Ведь если б не король, он бы испортил всех
Внучат! Он наплодит кривых и рыжих деток,
Как ни смотри на них, смешных и так и этак,
Пузатых, как вон тот,
иль горбунов, как я.
Нет! Будет королем вся спасена семья!
И вырастет у вас лихое поколенье —
Трепать вам бороду и прыгать на колени.
Среди других обид еще одна!.. Король,
Должны вы выслушать, в чем скорбь моя и боль.
По Гревской площади я шел босой недавно,
И если пощажен, то пощажен бесславно.
Я вас благословил, но пребывал во сне:
Я не предчувствовал, что предстояло мне.
Под видом милости был срам мне уготован.
Вы не уважили ни старика седого,
Ни крови Пуатье, дворянской сотни лет.
А с Гревской площади я шел и дал обет
Пожертвовать собой для вашей славы честной.
Так бога я молил, незрячий, бессловесный.
И вот вы, Валуа, в тот день иль в ту же ночь
Склонили без стыда мою родную дочь,
Себя ни жалостью, ни грустью не тревожа,
В объятья подлые, на гибельное ложе.
Так обесчещена и растлена во тьме
Графиня де Брезе, Диана Пуатье.
В тот миг, когда я ждал судьбы моей и казни,
Дитя, ты мчалась в Лувр, чтоб слушать о соблазне.
И твой король забыл свой рыцарственный долг.
Зов правды для него давно уже умолк:
Он тешил только блажь свою недорогую.
Ужель я жизнь купил, твоим стыдом торгуя?

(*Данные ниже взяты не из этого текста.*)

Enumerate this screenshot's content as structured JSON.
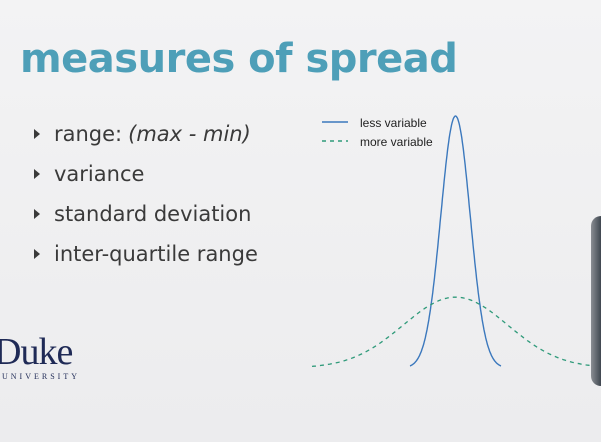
{
  "slide": {
    "title": "measures of spread",
    "bullets": [
      {
        "text": "range:",
        "note": "(max - min)"
      },
      {
        "text": "variance",
        "note": ""
      },
      {
        "text": "standard deviation",
        "note": ""
      },
      {
        "text": "inter-quartile range",
        "note": ""
      }
    ]
  },
  "logo": {
    "word": "Duke",
    "sub": "UNIVERSITY"
  },
  "chart_data": {
    "type": "line",
    "title": "",
    "xlabel": "",
    "ylabel": "",
    "legend_position": "top-left",
    "series": [
      {
        "name": "less variable",
        "style": "solid",
        "color": "#3b78bd",
        "center": 0,
        "sd": 0.45
      },
      {
        "name": "more variable",
        "style": "dashed",
        "color": "#2f9a7a",
        "center": 0,
        "sd": 1.6
      }
    ],
    "x_range": [
      -4.4,
      4.4
    ],
    "grid": false
  }
}
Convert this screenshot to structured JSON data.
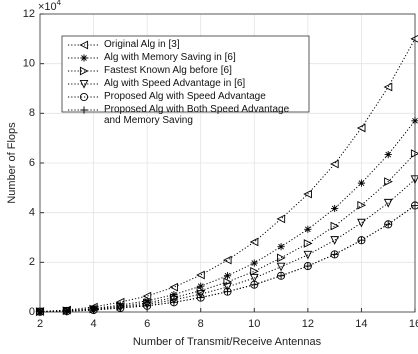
{
  "chart_data": {
    "type": "line",
    "y_scale_base": "×10",
    "y_scale_exponent": "4",
    "xlabel": "Number of Transmit/Receive Antennas",
    "ylabel": "Number of Flops",
    "x": [
      2,
      3,
      4,
      5,
      6,
      7,
      8,
      9,
      10,
      11,
      12,
      13,
      14,
      15,
      16
    ],
    "series": [
      {
        "name": "Original Alg in [3]",
        "color": "#000000",
        "marker": "triangle-left",
        "values": [
          0.02,
          0.08,
          0.2,
          0.4,
          0.64,
          1.0,
          1.49,
          2.09,
          2.82,
          3.75,
          4.75,
          5.96,
          7.41,
          9.06,
          11.0
        ]
      },
      {
        "name": "Alg with Memory Saving in [6]",
        "color": "#000000",
        "marker": "asterisk",
        "values": [
          0.01,
          0.06,
          0.14,
          0.28,
          0.45,
          0.7,
          1.04,
          1.46,
          1.97,
          2.63,
          3.33,
          4.17,
          5.19,
          6.34,
          7.7
        ]
      },
      {
        "name": "Fastest Known Alg before [6]",
        "color": "#000000",
        "marker": "triangle-right",
        "values": [
          0.01,
          0.05,
          0.12,
          0.23,
          0.37,
          0.58,
          0.86,
          1.21,
          1.64,
          2.18,
          2.76,
          3.46,
          4.3,
          5.25,
          6.38
        ]
      },
      {
        "name": "Alg with Speed Advantage in [6]",
        "color": "#000000",
        "marker": "triangle-down",
        "values": [
          0.01,
          0.04,
          0.1,
          0.19,
          0.31,
          0.49,
          0.72,
          1.01,
          1.37,
          1.82,
          2.3,
          2.89,
          3.59,
          4.39,
          5.34
        ]
      },
      {
        "name": "Proposed Alg with Speed Advantage",
        "color": "#000000",
        "marker": "circle",
        "values": [
          0.01,
          0.03,
          0.08,
          0.16,
          0.25,
          0.39,
          0.58,
          0.82,
          1.1,
          1.46,
          1.85,
          2.32,
          2.89,
          3.53,
          4.29
        ]
      },
      {
        "name": "Proposed Alg with Both Speed Advantage and Memory Saving",
        "color": "#000000",
        "marker": "plus",
        "values": [
          0.01,
          0.03,
          0.08,
          0.16,
          0.25,
          0.39,
          0.58,
          0.82,
          1.1,
          1.46,
          1.85,
          2.32,
          2.89,
          3.53,
          4.29
        ]
      }
    ],
    "xlim": [
      2,
      16
    ],
    "xticks": [
      2,
      4,
      6,
      8,
      10,
      12,
      14,
      16
    ],
    "ylim": [
      0,
      12
    ],
    "yticks": [
      0,
      2,
      4,
      6,
      8,
      10,
      12
    ],
    "grid": true,
    "legend": "upper-left"
  }
}
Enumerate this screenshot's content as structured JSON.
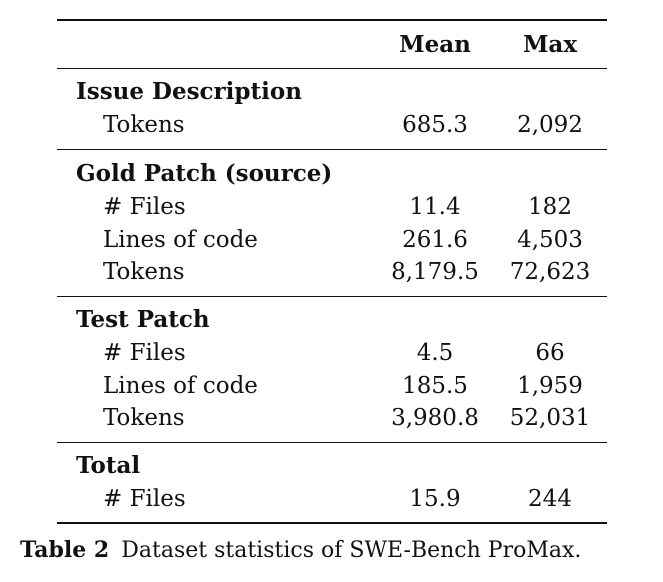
{
  "table": {
    "headers": {
      "mean": "Mean",
      "max": "Max"
    },
    "sections": [
      {
        "title": "Issue Description",
        "rows": [
          {
            "label": "Tokens",
            "mean": "685.3",
            "max": "2,092"
          }
        ]
      },
      {
        "title": "Gold Patch (source)",
        "rows": [
          {
            "label": "# Files",
            "mean": "11.4",
            "max": "182"
          },
          {
            "label": "Lines of code",
            "mean": "261.6",
            "max": "4,503"
          },
          {
            "label": "Tokens",
            "mean": "8,179.5",
            "max": "72,623"
          }
        ]
      },
      {
        "title": "Test Patch",
        "rows": [
          {
            "label": "# Files",
            "mean": "4.5",
            "max": "66"
          },
          {
            "label": "Lines of code",
            "mean": "185.5",
            "max": "1,959"
          },
          {
            "label": "Tokens",
            "mean": "3,980.8",
            "max": "52,031"
          }
        ]
      },
      {
        "title": "Total",
        "rows": [
          {
            "label": "# Files",
            "mean": "15.9",
            "max": "244"
          }
        ]
      }
    ]
  },
  "caption": {
    "number": "Table 2",
    "text": "Dataset statistics of SWE-Bench ProMax."
  }
}
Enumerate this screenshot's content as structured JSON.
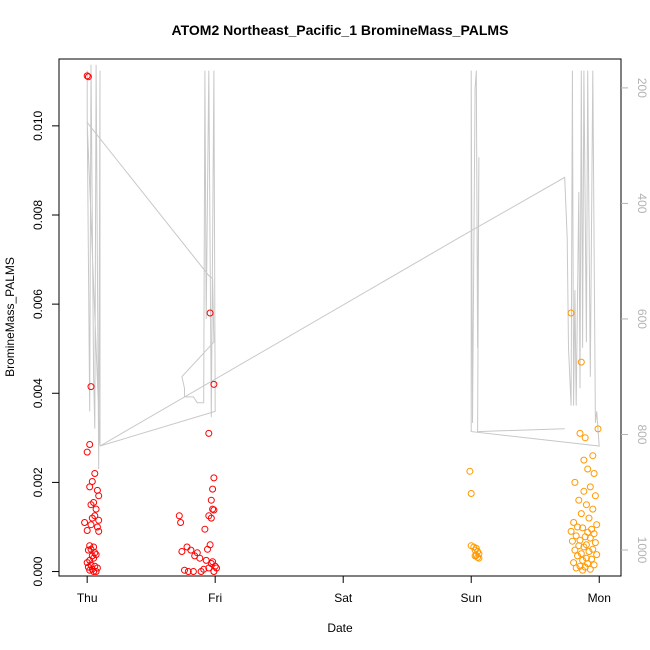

На Гревской площади палаческой рукой
Построенный помост был должен в час дневной
Стать плахой для отца; но в сумраке вечернем —
Увы! — взамен того он ложем стал дочерним.
Бог отомщающий, сказал ли слово ты,
Увидев эшафот средь этой суеты,
Средь этой роскоши, рожденной вашей властью,
Кичливой в милостях, но скрытной в любострастье?
Поступок дурен ваш, непоправим позор!
Пускай бы залили моею кровью двор!
Пускай бы, наконец, не по заслугам старым,
Отец наказан был бесчестящим ударом.
Но взяли вы дитя в обмен на старика,
И женщину в слезах, чей ужас и тоска
На все податливы, вы оскорбили подло!
Вы это сделали. За это счет я подал.
Границы прав своих перешагнули вы.
Дочь для меня, король, дороже головы.
О да! Я был прощен! Такая вещь сегодня
Зовется милостью. Зачем я бурю поднял?
Вы б лучше сделали, мою не тронув дочь,
Придя ко мне в тюрьму, хотя бы в ту же ночь.
Я закричал бы вам: «Не нужно мне пощады!
Но пожалейте вы мою семью и чадо!
Могила — не позор. И я готов к концу.
Снесите голову — не бейте по лицу!
Мой господин король, — так я вас звать обязан, —
Поверьте: дворянин-христианин наказан
И обезглавлен злей, когда теряет честь.
Король, ответьте мне, ведь в этом правда есть?»
Так я сказал бы вам. И в тот же вечер в церкви,
Лобзая седины и очи, что померкли,
Стояла бы она, не опустив лица,
И помолилась бы за честного отца.
Но я не требую от вас ее обратно:
Всегда прощаемся мы с честью безвозвратно.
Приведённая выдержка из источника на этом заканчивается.